A&K Metaxopoulos and Partners Managing Partner Kriton Metaxopoulos identifies Litigation – in particular, commercial, corporate, and patent litigation – as the firms’ busiest practice in the last year.
As an example, Metaxopoulos says the firm represented the “five-star Astir Palace hotel in a commercial dispute, as well as in a corporate action involving former directors of the company.” He also highlights having represented “BAT against Philip Morris, in a major international patent dispute.” He says market trends have been the biggest factor supporting such activity.
Thinking of the future, Metaxopoulos is of the opinion that “the impact of COVID-19 and the recent legislative amendments in the field of litigation practice and court disputes” are likely to negatively affect the business of the Litigation practice. Therefore, in 2022, the firm is fully prepared to “also focus on other practice areas such as IP, copyright disputes, and GDPR,” he adds, alongside “advertising law and real estate law.”
Iason Skouzos & Partners Managing Partner Theodoros Skouzos says Private Client Tax Matters was the firm’s busiest practice in 2021, advising “mainly high-net-worth individuals and incoming tax residents moving to Greece.” According to him, there are two main drivers for this activity.
First, “during the COVID-19 crisis, many categories of individuals – self-employed IT professionals, independent contractors, but also salaried employees – realized that they can work from anywhere,” he says. For many of them, Greece turned out to be “one of those ‘anywhere’ places worth living in, because of its natural beauty and ideal climate,” Skouzos adds.

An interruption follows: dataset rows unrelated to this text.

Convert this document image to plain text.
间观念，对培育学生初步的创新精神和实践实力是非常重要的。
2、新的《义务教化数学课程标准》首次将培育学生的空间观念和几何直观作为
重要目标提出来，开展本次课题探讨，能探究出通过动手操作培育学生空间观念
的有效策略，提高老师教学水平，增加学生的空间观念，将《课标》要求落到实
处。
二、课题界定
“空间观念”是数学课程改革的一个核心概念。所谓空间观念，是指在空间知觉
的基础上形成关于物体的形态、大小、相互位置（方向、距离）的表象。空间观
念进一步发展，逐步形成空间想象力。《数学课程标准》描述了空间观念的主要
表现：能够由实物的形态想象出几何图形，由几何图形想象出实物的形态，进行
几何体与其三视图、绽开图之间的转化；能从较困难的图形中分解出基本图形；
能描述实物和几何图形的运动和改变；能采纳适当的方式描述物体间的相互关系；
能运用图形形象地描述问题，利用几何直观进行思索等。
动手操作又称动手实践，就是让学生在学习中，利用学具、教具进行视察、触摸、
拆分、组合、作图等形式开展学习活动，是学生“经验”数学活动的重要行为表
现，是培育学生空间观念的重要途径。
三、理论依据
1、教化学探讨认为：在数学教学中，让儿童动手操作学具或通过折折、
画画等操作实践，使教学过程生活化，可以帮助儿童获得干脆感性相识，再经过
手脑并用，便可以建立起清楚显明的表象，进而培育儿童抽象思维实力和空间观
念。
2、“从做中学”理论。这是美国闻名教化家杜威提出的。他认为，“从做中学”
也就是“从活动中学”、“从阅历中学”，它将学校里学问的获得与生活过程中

The other factor, motivating foreigners to “to set-up their life and tax presence in Greece,” according to Skouzos, are the tax incentives for individuals introduced by the “liberal government elected in 2019, applying to (1) high-net-worth individuals, (2) pensioners, and (3) ‘digital nomads.’” So, the pandemic, the Greek landscape, and tax incentives “created an incoming flow of new clients interested [in moving to] Greece. We are their guardian angels.”
Skouzos expects the practice to continue to grow, for several reasons. He says that better management of the COVID-19 pandemic – including “the vaccination campaigns, Greece’s efficiency in organizing travel under the new circumstances, and people becoming more accustomed to traveling again” – will motivate even the more reluctant individuals to travel to Greece. In addition, “Greece is a very attractive place for investment now,” he notes, which “increases the overall traction of the incoming flows of permanent residents.”